City native's triple play put decade on sports map
News-Sentinel photo by Associated Press
The Babe
Babe Ruth lofts another home run into the right-field upper deck at Yankee Stadium on the way to his 60-homer year in 1927. The Babe played in exhibition games in Fort Wayne twice in 1927. For 34 years, baseball's most glamorous slugging record belonged to Babe Ruth, a larger-than-life, gregarious character who hit 60 home runs in 1927 and challenged anybody to match it. (AP Photo/National Baseball Library, Cooperstown, N.Y.)
By Blake Sebring of The News-Sentinel
The 1920s started off on a great note for Fort Wayne sports fans when the Summit City's Bill Wambsganss pulled off an unassisted triple play during the 1920 World Series for the Cleveland Indians. In the fifth game of the series against the Brooklyn Dodgers, Wambsganss caught a line drive with runners on first and second. He stepped on second base and then tagged the runner coming from first. It is still the only unassisted triple play in World Series history.

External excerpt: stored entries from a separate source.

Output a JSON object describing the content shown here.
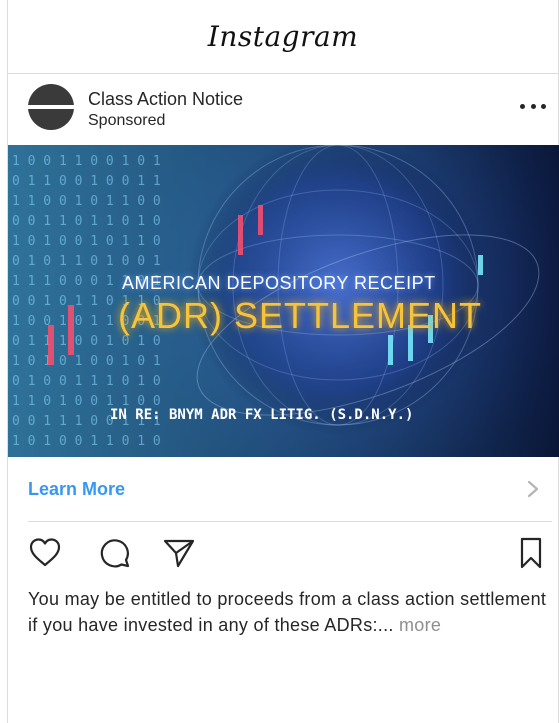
{
  "app": {
    "title": "Instagram"
  },
  "post": {
    "account_name": "Class Action Notice",
    "sponsored_label": "Sponsored",
    "more_icon": "ellipsis-icon",
    "ad_image": {
      "line1": "AMERICAN DEPOSITORY RECEIPT",
      "line2": "(ADR) SETTLEMENT",
      "line3": "IN RE: BNYM ADR FX LITIG. (S.D.N.Y.)"
    },
    "cta": {
      "label": "Learn More",
      "icon": "chevron-right-icon"
    },
    "actions": [
      "heart-icon",
      "comment-icon",
      "share-icon",
      "bookmark-icon"
    ],
    "caption": {
      "text": "You may be entitled to proceeds from a class action settlement if you have invested in any of these ADRs:...",
      "more": "more"
    }
  },
  "colors": {
    "link_blue": "#3897f0",
    "headline_gold": "#f5c33c",
    "text": "#262626",
    "muted": "#8e8e8e"
  }
}
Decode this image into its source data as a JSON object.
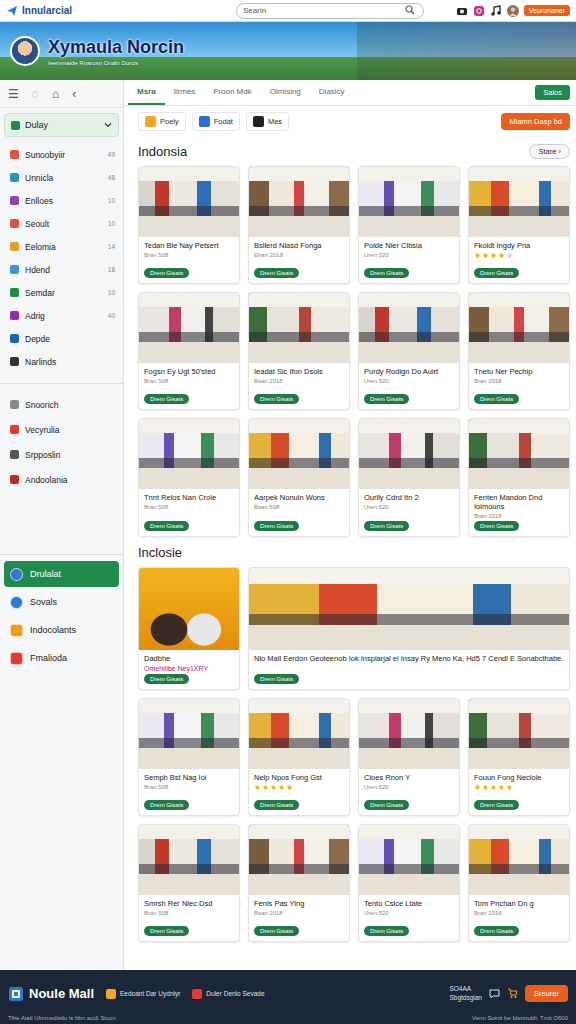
{
  "header": {
    "logo": "Innularcial",
    "search": {
      "placeholder": "Searin"
    },
    "user": "Veuronaner"
  },
  "banner": {
    "title": "Xymaula Norcin",
    "subtitle": "Ieemmaide Rnarosn Onaln Dorcis"
  },
  "sidebar": {
    "toolbar": [
      "☰",
      "◌",
      "⌂",
      "‹"
    ],
    "dropdown": {
      "label": "Dulay",
      "expanded": false
    },
    "items": [
      {
        "label": "Sunoobyiir",
        "count": "49",
        "color": "#e94e3d"
      },
      {
        "label": "Unnicla",
        "count": "48",
        "color": "#2196c9"
      },
      {
        "label": "Enlloes",
        "count": "10",
        "color": "#8e44ad"
      },
      {
        "label": "Seoult",
        "count": "10",
        "color": "#e74c3c"
      },
      {
        "label": "Eelomia",
        "count": "14",
        "color": "#e0a020"
      },
      {
        "label": "Hdend",
        "count": "18",
        "color": "#3498db"
      },
      {
        "label": "Semdar",
        "count": "10",
        "color": "#1e8e3e"
      },
      {
        "label": "Adrig",
        "count": "40",
        "color": "#9c27b0"
      },
      {
        "label": "Depde",
        "color": "#1565c0"
      },
      {
        "label": "Narlinds",
        "color": "#333333"
      }
    ],
    "items2": [
      {
        "label": "Snoorich",
        "color": "#888888"
      },
      {
        "label": "Vecyrulia",
        "color": "#e53935"
      },
      {
        "label": "Srpposlin",
        "color": "#555555"
      },
      {
        "label": "Andoolania",
        "color": "#c62828"
      }
    ],
    "nav": [
      {
        "label": "Drulalat",
        "selected": true,
        "color": "#2b7bd6"
      },
      {
        "label": "Sovals",
        "selected": false,
        "color": "#2b7bd6"
      },
      {
        "label": "Indocolants",
        "selected": false,
        "color": "#f39c12"
      },
      {
        "label": "Fmalioda",
        "selected": false,
        "color": "#e53935"
      }
    ]
  },
  "main": {
    "tabs": [
      {
        "label": "Msra",
        "selected": true
      },
      {
        "label": "Ilrmes",
        "selected": false
      },
      {
        "label": "Froon Mdk",
        "selected": false
      },
      {
        "label": "Olmising",
        "selected": false
      },
      {
        "label": "Diaslcy",
        "selected": false
      }
    ],
    "tab_button": "Salos",
    "chips": [
      {
        "label": "Poely",
        "color": "#f5a623"
      },
      {
        "label": "Fodat",
        "color": "#2b6fd6"
      },
      {
        "label": "Mes",
        "color": "#222222"
      }
    ],
    "promo_button": "Mlamn Dasp bd",
    "sections": [
      {
        "title": "Indonsia",
        "more": "Stare ›",
        "cards": [
          {
            "title": "Tedan Ble Nay Petsert",
            "sub": "Bran 508",
            "button": "Drem Gisats"
          },
          {
            "title": "Bsllerd Nlasd Fonga",
            "sub": "Ehan 2018",
            "button": "Drem Gisats"
          },
          {
            "title": "Polde Nler Clbsia",
            "sub": "Uren 520",
            "button": "Drem Gisats"
          },
          {
            "title": "Fkoldt Ingdy Pna",
            "stars": 4,
            "button": "Drem Gisats"
          },
          {
            "title": "Fogsn Ey Ugt 50'sted",
            "sub": "Bran 508",
            "button": "Drem Gisats"
          },
          {
            "title": "Ieadat Sic Ifon Dsols",
            "sub": "Bsan 2018",
            "button": "Drem Gisats"
          },
          {
            "title": "Purdy Rodign Do Auirt",
            "sub": "Uren 520",
            "button": "Drem Gisats"
          },
          {
            "title": "Tnetu Ner Pechip",
            "sub": "Bran 2018",
            "button": "Drem Gisats"
          },
          {
            "title": "Tnnt Relos Nan Crole",
            "sub": "Bran 508",
            "button": "Drem Gisats"
          },
          {
            "title": "Aarpek Nonuln Wons",
            "sub": "Bsan 508",
            "button": "Drem Gisats"
          },
          {
            "title": "Ourlly Cdrd Itn 2",
            "sub": "Uren 520",
            "button": "Drem Gisats"
          },
          {
            "title": "Fenten Mandon Dnd Iolmouns",
            "sub": "Bran 2018",
            "button": "Drem Gisats"
          }
        ]
      },
      {
        "title": "Inclosie",
        "featured": [
          {
            "title": "Dadbhe",
            "sub": "Omehiilbe Ney1XRY",
            "button": "Drem Gisats"
          },
          {
            "title": "Nlo Mall Eerdon Geoteenob Iok Insplarjal el Insay Ry Meno Ka, Hd5 7 Cendl E Sonabcthabe.",
            "button": "Drem Gisats"
          }
        ],
        "cards": [
          {
            "title": "Semph Bst Nag Ioi",
            "sub": "Bran 508",
            "button": "Drem Gisats"
          },
          {
            "title": "Nelp Npos Fong Gst",
            "stars": 5,
            "button": "Drem Gisats"
          },
          {
            "title": "Cloes Rnon Y",
            "sub": "Uren 520",
            "button": "Drem Gisats"
          },
          {
            "title": "Fouun Fong Neclole",
            "stars": 5,
            "button": "Drem Gisats"
          },
          {
            "title": "Smrsh Rer Nlec Dsd",
            "sub": "Bran 508",
            "button": "Drem Gisats"
          },
          {
            "title": "Fenls Pas Ylng",
            "sub": "Bsan 2018",
            "button": "Drem Gisats"
          },
          {
            "title": "Tento Cslce Ltate",
            "sub": "Uren 520",
            "button": "Drem Gisats"
          },
          {
            "title": "Tom Pnchan Dn g",
            "sub": "Bran 2018",
            "button": "Drem Gisats"
          }
        ]
      }
    ]
  },
  "footer": {
    "logo": "Noule Mall",
    "links": [
      {
        "label": "Eedoant Dar Uydnlyr",
        "color": "#f5a623"
      },
      {
        "label": "Duler Denlo Sevade",
        "color": "#e53935"
      }
    ],
    "info": [
      "SO4AA",
      "Sbgtdsgian"
    ],
    "button": "Sreurer",
    "notice": "Tlhe Aiatl Ulmmedistlu is hbn act& Stocn",
    "credit": "Venn Soinit be Idennubli, Tmit O600"
  }
}
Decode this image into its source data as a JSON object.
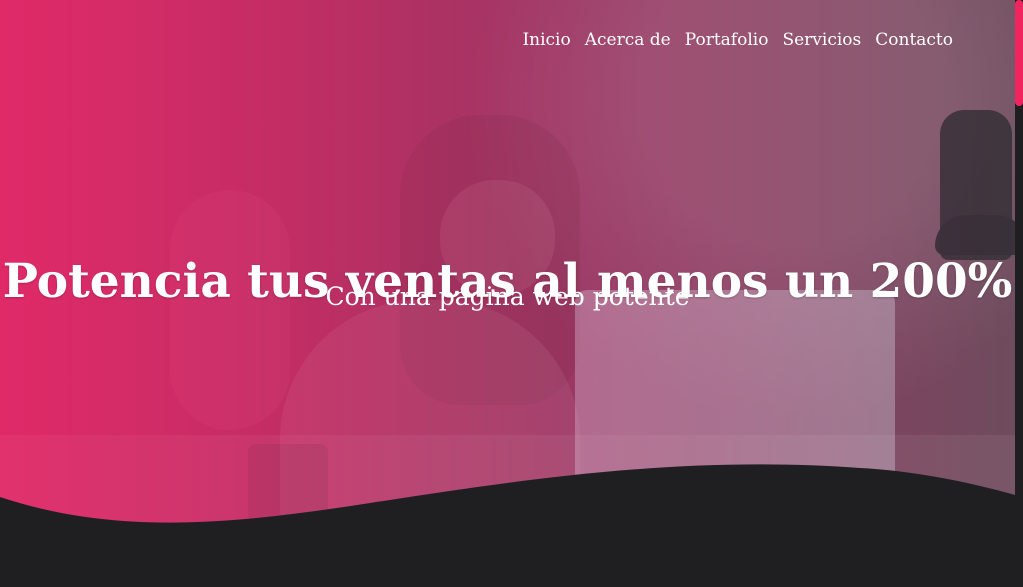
{
  "nav": {
    "items": [
      "Inicio",
      "Acerca de",
      "Portafolio",
      "Servicios",
      "Contacto"
    ]
  },
  "hero": {
    "headline": "Potencia tus ventas al menos un 200%",
    "subhead": "Con una página web potente"
  },
  "colors": {
    "accent": "#f2245f",
    "footer_bg": "#1f1f22"
  },
  "icons": {
    "scroll_thumb": "scrollbar-thumb"
  }
}
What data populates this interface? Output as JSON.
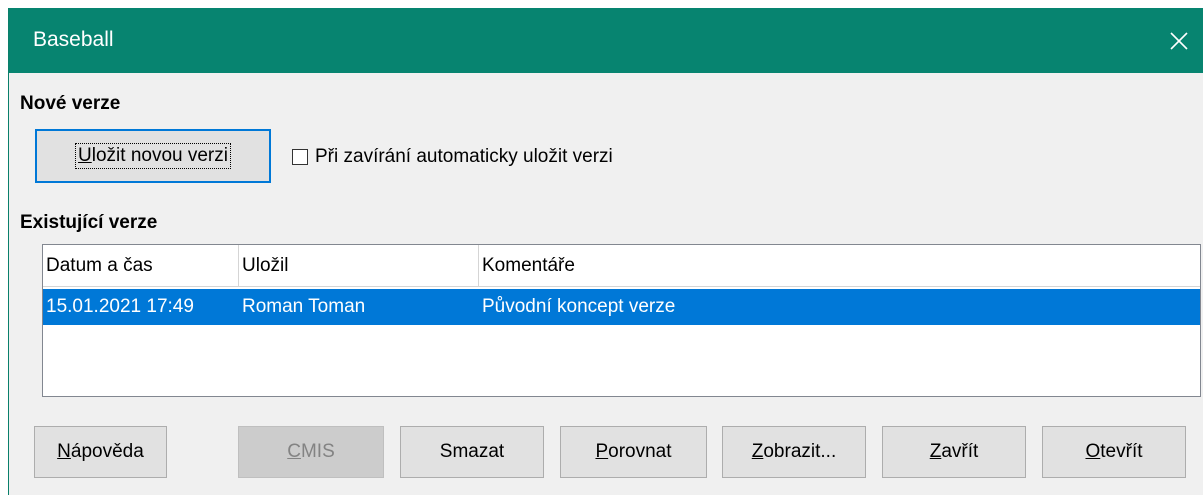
{
  "window": {
    "title": "Baseball"
  },
  "new_versions": {
    "heading": "Nové verze",
    "save_button": "Uložit novou verzi",
    "autosave_checkbox": {
      "label": "Při zavírání automaticky uložit verzi",
      "checked": false
    }
  },
  "existing_versions": {
    "heading": "Existující verze",
    "columns": [
      "Datum a čas",
      "Uložil",
      "Komentáře"
    ],
    "rows": [
      {
        "date": "15.01.2021 17:49",
        "author": "Roman Toman",
        "comment": "Původní koncept verze",
        "selected": true
      }
    ]
  },
  "buttons": {
    "help": "Nápověda",
    "cmis": "CMIS",
    "delete": "Smazat",
    "compare": "Porovnat",
    "show": "Zobrazit...",
    "close": "Zavřít",
    "open": "Otevřít"
  },
  "colors": {
    "titlebar": "#078470",
    "selection": "#0078d7",
    "focus_border": "#0078d7"
  }
}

Wambsganss retired as a player in 1926, and he eventually became the manager of the minor league's Fort Wayne Chiefs of the Central League, and the Fort Wayne Daisies in the All-American Girls Professional Baseball League in 1945. During his big-league career, he hit .259 in 1,491 games.
Also during the 1920s on the local baseball front, the Lincoln Lifers, a semiprofessional team sponsored by Lincoln National Life Insurance Co., played several major-league teams in exhibition games in Fort Wayne. Such teams as Connie Mack's Philadelphia Athletics, the New York Giants and the Philadelphia Nationals all came to the Summit City in 1920.
The Giants beat the Lifers 3-1, despite 10 strikeouts by Fort Wayne pitcher Pete Diederich, who held New York to only one extra-base hit. The Nationals beat the Lifers 13-4 behind Fort Wayne's Ralph Miller, who had four hits. Future New York Yankees manager Casey Stengel played center field in that game for the Nationals.
The Lifers lost 5-1 in 1921 to the Cincinnati Reds, who had former Fort Wayne player Bubbles Hargrove on their roster. The Lifers also lost to the Philadelphia Phillies in 1922, with a score of 14-6. The Phillies had another local player, Walter "Butch" Henline.
Before they disbanded in 1929, the Lifers played the New York Giants in Fort Wayne in 1926, losing to John McGraw's club 5-3.
Perhaps Fort Wayne's greatest moment with major-league baseball came on May 6, 1927, when Babe Ruth and the New York Yankees played here against the Lincoln Lifers. That was the year Ruth hit 60 home runs, and more than 3,000 fans showed up to watch the exhibition game.
The game was tied 3-3 in the 10th inning when Ruth stepped to the plate for the fifth time. With two strikes, Ruth belted the third pitch over the right field wall for a two-run home run that gave the Yankees a 5-3 win. As Ruth crossed home plate, he was mobbed by fans and members of both teams.
After that season was completed, with the Yankees winning another World Series title, Ruth returned to Fort Wayne with a barnstorming team. He hit a home run to left center that landed in a freight car of a passing train. Ruth later claimed this was the longest home run he ever hit, a truly "Ruthian" tale.
Fort Wayne re-entered the minor-league baseball business in 1928 with the Chiefs, who rejoined the Central League. Among their best players was future major-leaguer Chuck Klein, who later became a top hitter for the Philadelphia Phillies. In 1929 the team became a farm club for the St. Louis Cardinals for one season.
Fort Wayne's first Olympic athlete took part in the 1924 Paris Olympics. High-jumper Bob Juday was a Geneva High School graduate who lived and worked in Fort Wayne. He did not place in the Olympics, but in 1925 he beat American record-holder Harold Osborn during a meet in Chicago.
Also during this decade, the first men's city golf tournament was held in 1926, and the Fort Wayne Sports Club was formed in 1927.
Sources: "Batter Up! Fort Wayne's Baseball History" by Robert Parker, The Old Fort News, 1967. "Opening day. . . It happens every spring and it all started in Fort Wayne on May 4, 1871" by Robert Parker, The Old Fort News, Winter 1971. "Fort Wayne Sports Yesterday and Today" by Michael Hawfield, 1994. "Twentieth-Century History of Fort Wayne" by John Ankenbruck, 1976.